MINNEAPOLIS (WCCO) — Six members of the Maplewood Fire Department are on paid administrative leave while the city investigates their decision to stop resuscitating a dying woman.
The 71-year-old woman was a resident at the Good Samaritan Society nursing home. When she became ill, staff started CPR until Maplewood paramedics arrived and took over.
Her husband asked them to stop.

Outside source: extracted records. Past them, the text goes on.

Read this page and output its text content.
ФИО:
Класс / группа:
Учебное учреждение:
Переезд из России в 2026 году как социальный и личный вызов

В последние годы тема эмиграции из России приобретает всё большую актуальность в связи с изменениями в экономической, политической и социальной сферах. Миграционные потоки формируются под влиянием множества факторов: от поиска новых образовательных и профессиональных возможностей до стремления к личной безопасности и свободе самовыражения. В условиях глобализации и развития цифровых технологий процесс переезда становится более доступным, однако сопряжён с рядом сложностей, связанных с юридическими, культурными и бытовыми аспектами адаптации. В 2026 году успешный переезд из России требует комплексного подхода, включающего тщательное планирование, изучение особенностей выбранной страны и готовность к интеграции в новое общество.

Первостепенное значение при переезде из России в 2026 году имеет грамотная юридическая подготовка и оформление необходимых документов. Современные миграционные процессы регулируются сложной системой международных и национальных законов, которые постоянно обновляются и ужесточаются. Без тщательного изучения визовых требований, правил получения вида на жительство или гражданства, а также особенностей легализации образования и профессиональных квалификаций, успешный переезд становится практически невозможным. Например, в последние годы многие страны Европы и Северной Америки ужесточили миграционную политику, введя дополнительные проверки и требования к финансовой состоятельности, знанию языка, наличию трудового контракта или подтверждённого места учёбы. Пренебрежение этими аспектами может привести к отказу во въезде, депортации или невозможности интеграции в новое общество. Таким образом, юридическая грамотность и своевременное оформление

They did, and the woman died minutes later.
A complaint forced an investigation into the incident.
Investigators say what the paramedics did is not considered criminal, and they have not been charged with a crime.

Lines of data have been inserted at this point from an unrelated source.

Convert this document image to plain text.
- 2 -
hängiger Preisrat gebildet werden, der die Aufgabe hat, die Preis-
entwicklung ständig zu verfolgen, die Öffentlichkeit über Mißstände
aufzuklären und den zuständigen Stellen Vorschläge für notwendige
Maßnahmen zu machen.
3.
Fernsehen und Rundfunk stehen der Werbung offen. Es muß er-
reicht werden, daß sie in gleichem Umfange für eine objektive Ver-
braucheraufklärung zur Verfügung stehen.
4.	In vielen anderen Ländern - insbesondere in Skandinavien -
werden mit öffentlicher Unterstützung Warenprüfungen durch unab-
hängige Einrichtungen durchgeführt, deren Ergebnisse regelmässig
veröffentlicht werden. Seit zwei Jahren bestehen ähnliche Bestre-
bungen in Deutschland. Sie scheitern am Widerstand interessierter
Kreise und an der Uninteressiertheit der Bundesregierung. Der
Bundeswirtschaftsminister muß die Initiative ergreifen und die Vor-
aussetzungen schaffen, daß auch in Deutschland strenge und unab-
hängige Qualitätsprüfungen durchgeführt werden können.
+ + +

The question is: Did they violate policy or law by stopping a lifesaving rescue that had already been initiated by nursing home staff?
The police report outlines what happened on Aug. 7 inside the nursing home.
Linda Sandhei fell ill and staff members began CPR immediately and called for help.
Maplewood paramedics arrived.
They got a pulse and got ready to rush her to the hospital when the patient’s husband told them to stop and allow his wife to die.
Sandhei suffered from Parkinson’s disease for 21 years and had been in failing health for a month.
“The core question was: Was there a legal obligation to provide care and were there any violations of Minnesota law relative to not providing care in this given situation?” said Maplewood Police Chief Paul Schnell.
He says police had an obligation to determine if there was a need for a criminal investigation into the matter.
“There was no indication that there was any criminal intent. They acted in good faith to respond to the wishes of the family,” Schnell said.
It was learned later that Sandhei’s husband did have medical power of attorney.
But a document – the Provider Order of Life-Sustaining Treatment – is what first responders are required to look to for guidance.
“It is a doctor’s order, because the emergency medical responders, without a doctor’s orders, they cannot stop using the protocol that they must follow.
Unfortunately, if they don’t follow that protocol, then the case is under scrutiny and review,” said Dr. Jeffery Rubins, the director of Palliative Medicine at Hennepin County Medical Center.
Rubins says family members should have the difficult talk to decide the wishes of an elderly or sick loved one.
A do not resuscitate order must be signed by a doctor and placed in an area where paramedics can see it in the event of a situation.
Maplewood has an outside agency looking into this recent incident.
The paramedics will remain on paid administrative leave until the investigation is complete.